• Clóvis Nicacio

O dia em que o Diabo foi preso



Às oito horas da manhã o céu estava azul, o sol brilhando aquecendo tudo, pássaros trinando e o Corona vírus se reproduzindo e se espalhando alegremente. Um dia começando lindo e perfeito, mas nem todas as pessoas viam a beleza da natureza.

Os inconformados com a quarentena obrigatória, presos compulsoriamente aos telefones celulares e aparelhos de TV, sonhavam com qualquer chance de sair às ruas, para praticar o esporte favorito interrompido: bisbilhotar a vida alheia ao vivo e em cores.

No decimo sexto dia da quarentena, muitos não se conformavam em ficar reclusos em casa, detidos na tentativa do governo de retrair a propagação do vírus. Os fanáticos das teorias da conspiração até duvidavam da existência do tal vírus, culpando a mídia pelas falsas informações de mortes. Diziam ser mentiras orquestradas para os chineses dominarem o mundo.

— Aqueles amarelos não me enganam. Isso não pega aqui. Uma pinga com limão por dia mata qualquer gripe. Duas doses então, nem se fala.

A coisa começou a mudar por volta das dez horas. A notícia foi dada na TV e nas mídias sociais ao mesmo tempo, ansiosas por ganhar audiência a qualquer custo, numa concorrência canibalesca.

As manchetes, no começo discretas, diziam quase a mesma coisa em todas as redes:

O Diabo foi preso hoje de manhã.

A polícia local foi alertada para uma pequena aglomeração de pessoas, nesta manhã, na Praça do Forró, em São Miguel Paulista.
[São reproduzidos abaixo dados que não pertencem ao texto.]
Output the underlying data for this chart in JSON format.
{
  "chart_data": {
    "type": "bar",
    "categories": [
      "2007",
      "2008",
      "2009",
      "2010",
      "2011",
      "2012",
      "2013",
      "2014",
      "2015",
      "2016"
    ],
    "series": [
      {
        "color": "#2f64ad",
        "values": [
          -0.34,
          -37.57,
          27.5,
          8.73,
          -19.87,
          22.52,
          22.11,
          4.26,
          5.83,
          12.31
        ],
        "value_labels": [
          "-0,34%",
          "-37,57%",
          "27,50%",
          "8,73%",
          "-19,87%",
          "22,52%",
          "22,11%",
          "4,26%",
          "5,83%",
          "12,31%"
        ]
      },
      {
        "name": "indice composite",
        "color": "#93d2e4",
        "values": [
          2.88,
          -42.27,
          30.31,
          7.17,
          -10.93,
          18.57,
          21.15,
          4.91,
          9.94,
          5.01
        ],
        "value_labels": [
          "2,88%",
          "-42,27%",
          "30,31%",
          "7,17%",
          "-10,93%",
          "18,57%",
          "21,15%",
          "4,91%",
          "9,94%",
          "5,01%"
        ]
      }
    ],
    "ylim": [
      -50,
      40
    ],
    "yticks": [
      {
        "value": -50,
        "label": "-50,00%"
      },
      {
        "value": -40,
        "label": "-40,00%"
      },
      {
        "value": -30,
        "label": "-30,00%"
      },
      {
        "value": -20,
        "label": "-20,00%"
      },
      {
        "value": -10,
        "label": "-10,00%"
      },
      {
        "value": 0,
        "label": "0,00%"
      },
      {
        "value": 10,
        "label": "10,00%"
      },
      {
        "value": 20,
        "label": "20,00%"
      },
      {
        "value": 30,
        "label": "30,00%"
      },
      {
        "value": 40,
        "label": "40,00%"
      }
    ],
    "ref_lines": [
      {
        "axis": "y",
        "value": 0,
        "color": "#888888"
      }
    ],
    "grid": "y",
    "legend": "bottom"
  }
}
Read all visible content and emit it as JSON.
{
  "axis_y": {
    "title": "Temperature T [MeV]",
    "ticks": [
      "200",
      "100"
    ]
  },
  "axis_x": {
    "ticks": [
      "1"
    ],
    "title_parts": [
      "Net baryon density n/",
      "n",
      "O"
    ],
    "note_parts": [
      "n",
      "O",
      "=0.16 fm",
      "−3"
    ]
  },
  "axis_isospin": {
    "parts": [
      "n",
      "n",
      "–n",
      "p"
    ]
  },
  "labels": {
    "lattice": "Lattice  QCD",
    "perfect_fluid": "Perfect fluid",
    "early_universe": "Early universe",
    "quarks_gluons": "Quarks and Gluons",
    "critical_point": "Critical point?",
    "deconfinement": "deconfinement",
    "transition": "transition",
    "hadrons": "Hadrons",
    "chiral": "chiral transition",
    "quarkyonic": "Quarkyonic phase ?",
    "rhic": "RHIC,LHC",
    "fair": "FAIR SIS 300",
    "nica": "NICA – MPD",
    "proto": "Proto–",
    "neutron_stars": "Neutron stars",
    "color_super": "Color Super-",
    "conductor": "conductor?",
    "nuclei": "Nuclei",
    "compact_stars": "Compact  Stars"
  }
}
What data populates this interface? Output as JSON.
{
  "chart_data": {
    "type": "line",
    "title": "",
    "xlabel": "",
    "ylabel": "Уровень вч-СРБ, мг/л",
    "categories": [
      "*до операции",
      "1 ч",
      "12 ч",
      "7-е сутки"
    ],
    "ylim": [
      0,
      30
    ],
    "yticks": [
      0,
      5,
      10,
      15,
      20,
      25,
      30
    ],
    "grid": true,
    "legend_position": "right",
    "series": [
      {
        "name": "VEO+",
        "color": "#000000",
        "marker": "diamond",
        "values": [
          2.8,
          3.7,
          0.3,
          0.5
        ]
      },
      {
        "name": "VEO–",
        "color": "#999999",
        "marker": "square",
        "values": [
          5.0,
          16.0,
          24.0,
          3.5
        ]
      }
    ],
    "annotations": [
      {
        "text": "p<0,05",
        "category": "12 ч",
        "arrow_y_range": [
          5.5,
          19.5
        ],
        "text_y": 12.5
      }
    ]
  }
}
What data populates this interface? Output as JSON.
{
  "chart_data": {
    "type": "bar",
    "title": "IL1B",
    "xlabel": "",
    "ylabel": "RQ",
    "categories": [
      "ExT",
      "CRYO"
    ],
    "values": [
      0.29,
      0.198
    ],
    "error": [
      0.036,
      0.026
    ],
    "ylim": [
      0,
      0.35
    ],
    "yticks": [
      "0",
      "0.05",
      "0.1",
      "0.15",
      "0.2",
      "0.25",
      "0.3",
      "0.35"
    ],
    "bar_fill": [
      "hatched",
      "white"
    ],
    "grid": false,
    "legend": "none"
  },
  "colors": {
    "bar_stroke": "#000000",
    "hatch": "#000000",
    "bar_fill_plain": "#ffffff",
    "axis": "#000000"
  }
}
Desobedecendo a ordem de evitar aglomerações, um homem fantasiado de Diabo, com chifres, rabo e pés de bode, foi detido ao distribuir ingressos grátis para um baile funk a ser realizado hoje à noite, na mesma Praça. Não usava máscara para se prevenir contra o vírus, configurando outro crime. O Diabo foi recolhido para uma cela na Delegacia local, distante duas quadras da Praça, para averiguações.”

Não se sabe ao certo quais palavras foram o gatilho. Podia ser “Diabo”, “ingressos grátis” ou “baile funk”, mas o efeito foi devastador. Atiçou a curiosidade dos reclusos, estimulando outra contravenção contra a quarentena. Ganharam coragem para sair de casa e ir para a frente da delegacia apenas para tentar ver o sujeito. Logo se formou outra aglomeração de pessoas, bem maior desta vez, chamando a atenção da imprensa.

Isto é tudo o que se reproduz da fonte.